Люди, как у них заведено, убивают, калечат и терзают друг друга. Одновременно поют песни, строят дома, совершают научные открытия, пишут музыку, романы и картины, устанавливают спортивные рекорды. Что ты будешь с ними делать? Хочется по-старушечьи подпереть подбородок кулачком и глядеть на них, сокрушенно покачивая головой. Ох, шебутные… Все куролесят, и нет на них никакого угомону.

Глава пятидесятаяСватовство майора

Вспомним об иконописном отроке по имени Алешенька Литовцев. Выше мне случилось упомянуть, что этот юноша несколько раз сыграл значительную роль в моей судьбе. В предшествующих главах романа я уже предоставил любезному читателю два примера такого судьбоносного участия. Шаловливо-хулиганский срыв спиритического сеанса в подвале дома творчества «Малеевка», инициированный Алешенькой, стал предвестием моего глубокого погружения в стихию спиритизма. Затем благодаря алешенькиной мамаше я поступил учиться в легендарную школу № 127 в Дегтярном переулке. Этими двумя важными моментами литовцевское влияние на биографический узор моего существования не ограничилось. Так вышло, что я чуть было не женился по его милости. Впрочем, все же не женился, но сделал одной девушке предложение руки и сердца. Причем находился я в тот момент в таком особенном состоянии, что немедленно забыл о своем предложении.

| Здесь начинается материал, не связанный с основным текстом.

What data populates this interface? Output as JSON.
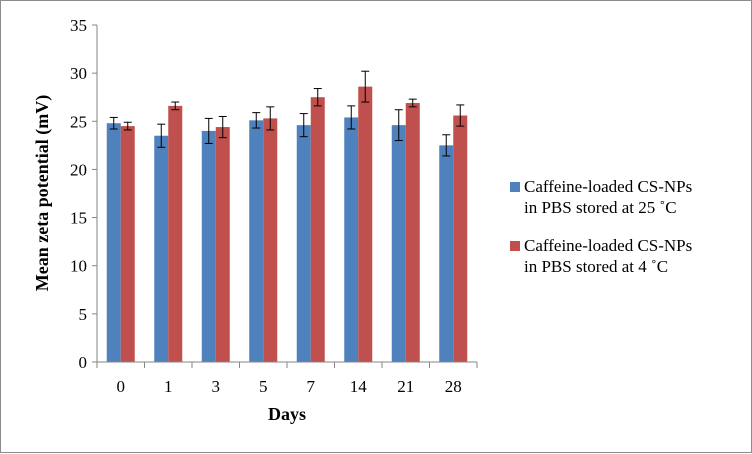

Случилось это в мае 1989 года, незадолго до того, как стукнуло мне двадцать три. Как-то раз я сидел у себя дома на Речном вокзале, и тут ко мне зашел в гости Литовцев. С восторгом он стал рассказывать мне об одном химическом препарате, превознося его на все лады. Он пылко утверждал, что я просто обязан отведать этот эликсир. Сразу скажу, что речь зашла о препарате, настолько опасном для человеческого здоровья, что даже не хочу называть его по имени. Но я был той весной оголтелым экспериментатором, поэтому сразу согласился испробовать зелье, вызвавшее восторг в сердце Алешеньки. Мы договорились, что на следующий день, часа в два дневного времени, он зайдет ко мне с препаратом и я испробую хваленое вещество.

На следующее утро я уже ничего не помнил о нашей договоренности. Поэтому слегка вздрогнул, когда ровно в 14:00 раздался дверной звонок. Обычно я принимал гостей в более поздние часы. В этот же ранний (по моим тогдашним представлениям) час мне вовсе не хотелось ни видеть Литовцева, ни дегустировать неведомый препарат. Ругая себя за то, что договорился с ним, я нехотя поплелся открывать дверь, за которой ожидал увидеть знакомый мне иконописный лик. Каково же было мое изумление (быстро переходящее в ужас), когда в мою квартиру влилась целая вереница персонажей, причем один другого чудовищнее. Первым вдвинулся в тесную прихожую шкафообразный парень (вскоре выяснилось, что зовут его Саша), чей гипермассивный торс обтягивала тельняшка, излучающая едкий смрад такой мощи, что я чуть не пошатнулся. Он улыбался во весь рот, выказывая единственный зуб, чьим наличием, по-видимому, гордился. Толстые руки его покрывали татуировки. За Сашей шагал высоченный и как бы высушенный пацан, чья маленькая головка почти достигала до потолка. Лет не более девятнадцати, но личико истерзано жизнью настолько, что не удавалось рассмотреть его черты. Это был Митя. За Митей показался Артурчик – расхлябанный, непостижимо надменный. Когда он изящным жестом отбрасывал с лица длинные немытые потоки своих черных волос, обнажалась мордочка высокомерного мертвеца, снисходительно взирающего на мир из невидимой могилы.